Civ. 3e, 17 déc. 2015, FS-P+B, n° 14-22.754
Assigné en acquisition de la clause résolutoire et en expulsion, le locataire d’un appartement meublé demanda, à titre reconventionnel, des dommages-intérêts, le remboursement des loyers versés et son relogement par le bailleur du fait de la non-conformité de l’appartement loué aux critères de décence. La cour d’appel rejeta la demande du bailleur et le condamna à restituer la totalité des loyers perçus au motif que la superficie du local était inférieure aux 9 m2 requis par le règlement sanitaire départemental des Hauts-de-Seine. L’arrêt est partiellement cassé par la troisième chambre civile au visa de l’article 455 du code de procédure civile, pour absence de réponse à une partie des conclusions du demandeur. Mais les moyens relatifs à la qualification de logement indécent et à la suspension du paiement des loyers sont quant à eux rejetés.

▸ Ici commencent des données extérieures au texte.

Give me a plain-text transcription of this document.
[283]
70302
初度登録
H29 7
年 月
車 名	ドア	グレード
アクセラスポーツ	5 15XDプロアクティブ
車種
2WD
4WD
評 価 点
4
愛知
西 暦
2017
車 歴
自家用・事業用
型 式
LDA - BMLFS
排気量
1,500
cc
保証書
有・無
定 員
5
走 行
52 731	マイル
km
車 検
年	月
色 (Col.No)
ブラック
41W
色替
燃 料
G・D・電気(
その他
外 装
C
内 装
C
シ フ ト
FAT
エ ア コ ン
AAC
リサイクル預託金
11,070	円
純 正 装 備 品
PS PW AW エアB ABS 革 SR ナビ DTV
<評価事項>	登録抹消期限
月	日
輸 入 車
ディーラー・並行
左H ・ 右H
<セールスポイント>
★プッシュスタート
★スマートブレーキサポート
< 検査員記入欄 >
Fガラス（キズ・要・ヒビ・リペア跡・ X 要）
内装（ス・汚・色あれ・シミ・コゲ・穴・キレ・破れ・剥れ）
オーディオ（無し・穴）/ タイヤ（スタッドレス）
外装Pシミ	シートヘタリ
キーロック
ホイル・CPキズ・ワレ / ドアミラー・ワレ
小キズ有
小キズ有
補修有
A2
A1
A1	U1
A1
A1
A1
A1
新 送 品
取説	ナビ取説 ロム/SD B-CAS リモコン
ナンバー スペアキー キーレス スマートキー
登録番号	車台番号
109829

D’une part, la Cour de cassation approuve les juges du second degré d’avoir appliqué le règlement sanitaire départemental au terme duquel tout logement doit comprendre une pièce d’au moins 9 m2. Le décret du 30 janvier 2002 relatif aux caractéristiques du logement décent, pris pour l’application de la loi SRU du 13 décembre 2000, prévoit pourtant quant à lui une alternative : la pièce principale doit être soit d’une surface habitable au moins égale à 9 m2 et d’une hauteur sous plafond au moins égale à 2,20 m, soit d’un volume habitable au moins égal à 20 m3 (Décr. n° 2002-120, 30 janv. 2002, art. 4). Or en l’espèce, si la surface n’était que de 8,7 m2, le bailleur soutenait que le volume était bien supérieur à 20 m3. Toutefois, la Haute juridiction précise que les dispositions du règlement sanitaire priment sur ce décret, dès lors qu’il ne les a pas abrogées et qu’elles sont plus rigoureuses que lui – en matière de police administrative générale, une autorité compétente inférieure peut en effet prendre des mesures sur le même objet dès lors qu’elles sont plus contraignantes. Le logement ne remplissait donc pas les exigences requises, lesquelles sont une déclinaison de l’objectif de valeur constitutionnelle de droit à un logement décent.
D’autre part, la cour d’appel a souverainement retenu que de tels manquements du bailleur à ses obligations autorisaient le locataire à suspendre le paiement des loyers. L’exception d’inexécution doit pourtant toujours être proportionnelle à l’inexécution du cocontractant et un certain nombre de décisions laissaient jusqu'à présent penser que seule une impossibilité totale d’utiliser le logement est susceptible de justifier une absence de paiement. Aussi la solution retenue en l’espèce peut-elle sembler sévère sur ce point.